Gradually, he became curious about what they were doing and became a close friend. But he remained reluctant to answer questions about what he was doing. When he eventually agreed to be interviewed, it had to be in a hot tub, with the recording equipment well out of sight. James said: “So much of him was out there running around in the client’s landscapes that he didn’t spend time self-reflecting on his own internal processes.”
In contrast, Robert Dilts was an enthusiastic subject, who loved to talk about his modelling process – as befits the author of Modelling with NLP. By the time Penny and James modelled him, they had had plenty of practice and knew better than to try to model his entire process in a few hours. Instead they selected a small part to pay attention to – how he selects “what is essential” while modelling.
It’s a superb NLP modelling pedigree. If anyone can help those struggling Master Prac students, it’s Penny and James.
I should declare an interest. I’ve been an avid student of Penny and James’s work for several years, and would happily interview them about modelling for hours. In doing so, I’m a modeller, too.
And in this article, we have two pages – and that brings me up against the modeller’s dilemma. I have many pages of notes, two hours of audio recording. What do I select, from all the information I have, to include in my “model”. What’s essential? And how I can I best present the model so that you, the reader, are able to use it?
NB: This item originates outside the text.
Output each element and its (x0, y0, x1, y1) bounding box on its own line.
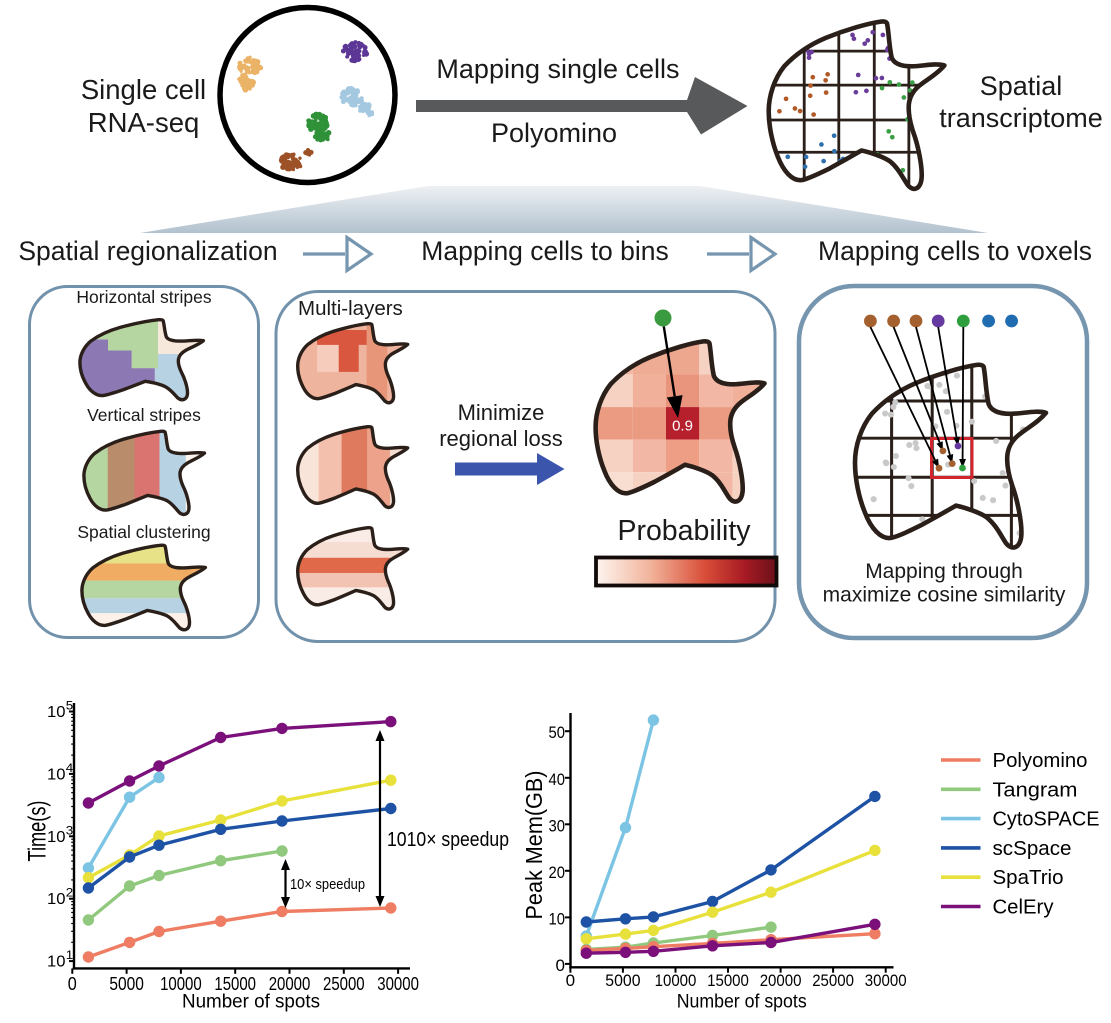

As James observed, this part of the modelling process can feel almost violent: after making pristine observations of your exemplar’s words and actions, you now find yourself changing them to make them easier for others to adopt.
And every newly-created model is born of the modeller’s map: it draws on the modeller’s knowledge and experience, and is ultimately limited by their imagination and other mental capacities.
So, I’ve selected one key piece, which I think you’ll find interesting because it’s new, and because it provides something which many NLPer will find useful and relevant. It’s a new model, which Penny and James have not published before. And it encapsulates Penny and James’ learning from various modelling projects over the years.
Outcome orientation, having a strong sense of what your purpose is in conducting a particular modelling project and being able to maintain that while navigating the unfamiliar and often confusing territory that is the exemplar’s world. The outcome remains a “dynamic reference point” that guides the modeller throughout the project.
Sensory acuity. High-quality listening and observation skills – including the ability to suspend judgement – are essential ingredients.
Being comfortable with large amounts of information, and with not knowing how it all fits together. Penny and James’s experience suggests that most, if not all, modellers will be inundated with information, much of which will not be relevant, and they need to have some way of coping with it all.
Responsiveness in the moment. The model-in-progress needs to be constantly updated as new information emerges. As James said: “It’s like one of the rules of improvisational comedy – whatever someone says, you run with it.”
Signals for significance. All models are incomplete – “the map is not the territory”. But expert modellers seem to have a strong and reasonably accurate sense of what’s most important for the model to work in practice.
Pattern detection and split attention. A key NLP distinction is between content and process – between what a person thinks and/or does, and how they think and/or do it. An expert modeller is able to pay just enough attention to the content to keep the process moving, while noticing and investigating patterns at the process level. Penny said: “You can know there’s a pattern before you can articulate it.”
This is something of a work in progress: there may be crucial pieces missing, or it may not be as elegantly simple as it’s possible to make it.
The proof of its value will be in the results it gets. If you’re an NLP modeller, why not try developing these skills – and let me know what happens next?